Landsgmeendchreempfli, Chrempfli, Landsgmendchrempfli, Landsgemeindekräpfli

Landsgmendchrempfli

In Kürze

Jedes Jahr am letzten Sonntag im April findet im innerrhodischen Hauptort ein geschichtsträchtiges politisches Ereignis statt: die Landsgemeinde. Gefüllt ist an diesem Tag aber nicht nur der „Platz bei der Linde“, sondern auch die Auslagen der Appenzeller Bäckereien mit einem weissen, halbkreisförmigen Kräpflein aus einem Zucker-Eier-Teig und einer Haselnussfüllung. Sie heissen dem Anlass entsprechend „Landsgmendchrempfli“.

Zusammen mit den „Leckerli“, etwa handgrossen, flachen und ungefüllten Lebküchlein, bilden sie das „Landsgmendchrom“, den süssen „Kram“ also, der an der Landsgemeinde verspeist wird.

Innerhalb der grossen schweizerischen Krapfenfamilie zählt das Landsgmendchrempfli zu jener Art, die im Ofen gebacken wird. Nahe Verwandte des Appenzeller Kräpfleins sind zum Beispiel die „Rigi-Böcke“ aus Goldau (SZ) oder die Gubel-Krapfen aus Menzingen (ZG). Auch sie werden im Ofen gebacken und mit einer Nussmasse gefüllt. Das Landsgmendchrempfli unterscheidet sich von seinen Artgenossen durch den Konsum und die Form. Die Chrempfli aus Appenzell sind eine saisonale Spezialität mit starkem Bezug zur Landsgemeinde, während die anderen Kräpflein mit Nussfüllung ganzjährig hergestellt werden. Und im Gegensatz zu den anderen Kräpflein ist das Landsgmendchrempfli halbkreisförmig und nicht rund.

Das Wort Krapfen ist auf die althochdeutschen Begriffe „crapho“, „kraphun“ und „kräpfen“ zurückzuführen, die schon im 9. Jahrhundert bekannt waren. Es bedeutete in erster Linie Kralle oder Haken und nahm wohl Bezug auf die gebogene Form, die Krapfengebäcke teilweise bis heute aufweisen.

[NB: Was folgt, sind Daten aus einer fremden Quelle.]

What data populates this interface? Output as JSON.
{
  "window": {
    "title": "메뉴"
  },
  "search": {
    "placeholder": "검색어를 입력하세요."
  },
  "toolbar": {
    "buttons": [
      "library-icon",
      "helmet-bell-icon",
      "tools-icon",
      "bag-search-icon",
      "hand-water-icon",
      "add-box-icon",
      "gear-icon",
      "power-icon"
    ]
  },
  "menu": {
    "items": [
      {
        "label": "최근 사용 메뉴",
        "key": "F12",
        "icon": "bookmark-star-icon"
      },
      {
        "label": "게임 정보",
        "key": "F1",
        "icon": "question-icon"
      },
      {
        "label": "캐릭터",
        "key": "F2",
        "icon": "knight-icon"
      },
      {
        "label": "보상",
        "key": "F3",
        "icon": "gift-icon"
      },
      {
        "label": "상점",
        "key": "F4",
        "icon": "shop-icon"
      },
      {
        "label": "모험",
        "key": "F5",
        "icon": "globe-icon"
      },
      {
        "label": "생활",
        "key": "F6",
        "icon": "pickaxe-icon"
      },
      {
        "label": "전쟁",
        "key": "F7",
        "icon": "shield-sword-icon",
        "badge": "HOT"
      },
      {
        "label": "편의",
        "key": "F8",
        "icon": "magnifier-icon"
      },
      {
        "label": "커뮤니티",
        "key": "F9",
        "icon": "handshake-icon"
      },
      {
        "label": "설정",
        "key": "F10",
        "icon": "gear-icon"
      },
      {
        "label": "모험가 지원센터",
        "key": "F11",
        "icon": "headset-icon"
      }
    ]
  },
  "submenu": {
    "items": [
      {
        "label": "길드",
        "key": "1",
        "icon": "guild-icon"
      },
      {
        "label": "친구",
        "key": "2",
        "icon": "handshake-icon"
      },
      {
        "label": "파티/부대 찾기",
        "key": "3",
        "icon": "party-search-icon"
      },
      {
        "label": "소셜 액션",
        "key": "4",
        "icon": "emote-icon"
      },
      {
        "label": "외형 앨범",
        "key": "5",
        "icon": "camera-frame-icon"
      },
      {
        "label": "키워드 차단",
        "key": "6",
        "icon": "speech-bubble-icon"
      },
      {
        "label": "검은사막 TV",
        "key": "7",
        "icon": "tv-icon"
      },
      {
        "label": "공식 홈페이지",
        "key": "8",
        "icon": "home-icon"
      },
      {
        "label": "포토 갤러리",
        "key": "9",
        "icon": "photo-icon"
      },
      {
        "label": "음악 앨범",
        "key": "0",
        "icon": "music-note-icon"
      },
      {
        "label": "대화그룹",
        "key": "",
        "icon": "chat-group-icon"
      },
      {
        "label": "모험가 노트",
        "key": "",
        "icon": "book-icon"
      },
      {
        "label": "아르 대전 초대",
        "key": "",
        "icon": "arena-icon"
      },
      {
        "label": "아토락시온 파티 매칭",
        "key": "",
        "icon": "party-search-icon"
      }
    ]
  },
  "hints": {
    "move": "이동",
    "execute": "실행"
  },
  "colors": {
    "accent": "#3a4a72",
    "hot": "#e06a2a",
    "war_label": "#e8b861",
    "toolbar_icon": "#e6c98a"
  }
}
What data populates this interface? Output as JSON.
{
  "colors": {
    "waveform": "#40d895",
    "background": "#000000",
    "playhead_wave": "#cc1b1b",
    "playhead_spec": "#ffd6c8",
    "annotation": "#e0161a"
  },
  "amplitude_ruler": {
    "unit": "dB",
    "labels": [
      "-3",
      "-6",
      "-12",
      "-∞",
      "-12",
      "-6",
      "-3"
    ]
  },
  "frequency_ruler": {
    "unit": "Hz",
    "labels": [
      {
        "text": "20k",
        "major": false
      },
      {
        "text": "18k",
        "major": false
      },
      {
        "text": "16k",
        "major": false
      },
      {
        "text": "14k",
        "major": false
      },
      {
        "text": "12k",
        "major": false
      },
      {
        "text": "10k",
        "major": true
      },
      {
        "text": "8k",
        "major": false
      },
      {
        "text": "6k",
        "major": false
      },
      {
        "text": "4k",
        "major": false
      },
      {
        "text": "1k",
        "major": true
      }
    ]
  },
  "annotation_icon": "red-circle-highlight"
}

Verschiedene Kochbücher aus dem Spätmittelalter zeigen, dass damals Krapfen als gefülltes Gebäck verstanden wurden. Die Füllung konnte dabei sowohl aus Fleisch und Gemüse wie auch aus süss gewürzten Äpfeln, Nüssen und Rosinen bestehen. Gebäcke zu füllen hatte in der frühen Neuzeit auch funktionale Gründe. Man ass damals viele Speisen von Hand, wollte aber gleichzeitig sauber sein, weshalb Küchenmeister und Hausfrauen ihre Speisen entsprechend in einen Teigmantel „einpackten“. Eine einheitliche Form oder Grösse scheint es nie gegeben zu haben.

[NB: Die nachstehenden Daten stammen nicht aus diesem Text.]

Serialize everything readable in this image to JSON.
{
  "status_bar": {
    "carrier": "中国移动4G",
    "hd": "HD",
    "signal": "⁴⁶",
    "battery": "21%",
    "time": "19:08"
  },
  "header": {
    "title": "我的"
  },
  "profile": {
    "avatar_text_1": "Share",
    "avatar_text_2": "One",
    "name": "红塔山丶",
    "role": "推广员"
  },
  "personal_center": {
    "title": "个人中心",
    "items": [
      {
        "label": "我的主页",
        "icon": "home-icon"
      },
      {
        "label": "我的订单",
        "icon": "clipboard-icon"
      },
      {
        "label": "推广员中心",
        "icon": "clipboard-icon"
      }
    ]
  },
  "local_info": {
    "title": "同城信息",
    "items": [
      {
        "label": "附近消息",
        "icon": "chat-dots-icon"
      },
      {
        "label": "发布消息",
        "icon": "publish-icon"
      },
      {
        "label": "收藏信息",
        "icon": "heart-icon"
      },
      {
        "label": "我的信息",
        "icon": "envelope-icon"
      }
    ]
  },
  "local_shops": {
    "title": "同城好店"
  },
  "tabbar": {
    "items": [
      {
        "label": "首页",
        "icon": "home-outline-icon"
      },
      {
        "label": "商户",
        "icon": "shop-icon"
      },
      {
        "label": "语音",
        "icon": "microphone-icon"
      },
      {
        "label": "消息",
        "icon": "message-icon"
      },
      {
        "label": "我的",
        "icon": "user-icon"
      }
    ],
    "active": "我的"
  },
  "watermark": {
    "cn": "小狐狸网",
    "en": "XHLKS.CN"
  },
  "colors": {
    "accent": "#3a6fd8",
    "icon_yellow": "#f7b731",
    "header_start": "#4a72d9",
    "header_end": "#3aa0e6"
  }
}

Diese Vielfalt zeigt sich bis heute. Krapfen kann man sowohl in einem Fettstoff wie auch mit Ofenhitze backen. Die erste Variante ist möglicherweise die ältere und weiter verbreitete, da Backöfen bis ins 20. Jahrhundert hinein in Privathaushalten nicht selbstverständlich waren. Die in einem Fettstoff gebackenen Krapfen sind im deutschsprachigen Raum vielfach eng mit der Fasnachtszeit verbunden. In der Schweiz umfasst das Krapfen-Gebiet vor allem die Innerschweiz.

Beschreibung

Handgrosses, halbkreisförmiges Zuckerteiggebäck mit einer Haselnussfüllung. Der Teig wird meistens mittels Prägemodel mit einfachen Sujets versehen.

Zutaten

Teig: Weissmehl, Wasser, Zucker, Eier, Triebmittel

Füllung: Haselnüsse, Wasser, Zucker, Biskuitbrösel, Zitronenraspeln und ein Schuss Zitronensaft.

Geschichte

Wie lange die Chrempfli die Landsgemeinde schon kulinarisch bereichern, ist unklar. Die Indizien sprechen dafür, dass die Kräpflein in der ersten Hälfte des letzten Jahrhunderts nicht an der Landsgemeinde, sondern in Appenzeller Klöstern zu finden waren.

Die erste schriftliche Erwähnung eines Chrempfli liefert nämlich eine nationale, volkskundliche Umfrage aus den 1930er-Jahren, die ein Appenzeller Gebäck namens „Kloster-Chrempfli“ aufzählt. Von der Landsgemeinde oder einem Landsgmendchrempfli ist nichts erwähnt. Die „Kloster-Chrempfli“ aber wurden damals in den beiden Kapuzinerinnen-Klöstern in Appenzell und Jakobsbad zum Verkauf hergestellt. Leider fehlen jegliche Informationen über das Aussehen oder die Zusammensetzung dieser „Kloster-Chrempfli“.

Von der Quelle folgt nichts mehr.